Io che non piango mai difronte a nessuno. Che non ho mai scoperto così liberamente i miei sentimenti con le lacrime che, invece, sanno dimostrare.

Sono combattuta come mai prima: vorrei restare per paura che tutto questo possa tramontate o scappare per la presenza che annebbia il suo presente.

Stordita da questa rivelazione mi alzo senza dire una parola, raccolgo i vestiti in giro per la stanza con i suoi occhi che seguono i miei movimenti.

Mi sistemo senza curarmi di non avere le mutandine e quasi non mi rendo conto di avere il viso rigato da lacrime nere per via del mascara.

Mi guarda con un'espressione triste “non andare. Non sei la prima donna oltre Gabriela, con le altre sapevo che sarebbe stata l'avventura di una notte. Con te è diverso credimi e tutto questo mi confonde” il suo tono angosciato cattura la mia attenzione, ma la rabbia prende il sopravvento

“non andare? Mi chiedi di non andare. Cosa cazzo dovrei fare secondo te eh!? Dovevi dirmi tutto prima, prima che succedesse questo” enfatizzo gesticolando ritmicamente “ti avevo detto che non sarebbe stato facile, non è colpa mia se mi cerca continuamente”  “abbiamo corso troppo, bruciando tutto così” schiocco le dita alludendo

“Un rapporto senza sincerità è già destinato a morire. Com'è che avevi detto? Il nostro rapporto è più da fratello e sorella” sorrido tristemente "non credo di essere pronta a convivere con la consapevolezza di non essere l'unica” svelo più a me stessa credo che a lui, o forse me ne convinco.

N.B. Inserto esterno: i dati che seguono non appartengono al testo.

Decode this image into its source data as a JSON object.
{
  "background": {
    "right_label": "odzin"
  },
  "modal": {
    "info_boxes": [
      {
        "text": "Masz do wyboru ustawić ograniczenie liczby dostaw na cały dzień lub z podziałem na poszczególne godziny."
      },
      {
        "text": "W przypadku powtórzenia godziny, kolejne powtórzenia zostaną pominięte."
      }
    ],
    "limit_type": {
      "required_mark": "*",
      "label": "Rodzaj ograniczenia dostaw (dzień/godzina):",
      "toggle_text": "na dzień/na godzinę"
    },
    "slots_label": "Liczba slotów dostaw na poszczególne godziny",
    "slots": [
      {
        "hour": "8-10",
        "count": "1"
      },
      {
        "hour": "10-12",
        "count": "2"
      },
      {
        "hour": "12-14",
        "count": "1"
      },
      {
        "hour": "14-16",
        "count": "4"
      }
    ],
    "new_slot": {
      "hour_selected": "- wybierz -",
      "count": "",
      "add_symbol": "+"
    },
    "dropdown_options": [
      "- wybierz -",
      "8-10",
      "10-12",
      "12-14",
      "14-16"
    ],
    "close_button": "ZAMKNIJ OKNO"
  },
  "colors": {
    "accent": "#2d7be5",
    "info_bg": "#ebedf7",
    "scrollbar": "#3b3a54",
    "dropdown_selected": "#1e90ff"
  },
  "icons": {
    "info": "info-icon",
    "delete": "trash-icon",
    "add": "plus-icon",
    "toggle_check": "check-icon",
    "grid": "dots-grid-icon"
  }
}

Gli occhi sono ridotti a due fessure, la durezza delle mie parole hanno centrato il bersaglio mentre con entrambe le mani si scompiglia i capelli “io.. io.. non ci sono andato a letto” balbetta nel venirmi incontro 

“schiarisciti le idee” dico prima di uscire da quella stanza, da quella casa.

Mi scaravento giù per le scale barcollando per i tacchi, spalanco di fronte a me il portone e prendo lunghi respiri liberatori.

Mi reggo con un braccio al  lampione e con l'altro mi asciugo le lacrime che non vogliono finire di sgorgare.

Alcuni passanti mi guardano acciglianti ed è come se percepissero che non indosso l'intimo, come se mi leggessero dentro.

Mi sento così nuda, vulnerabile, fragile, offesa e spoglia.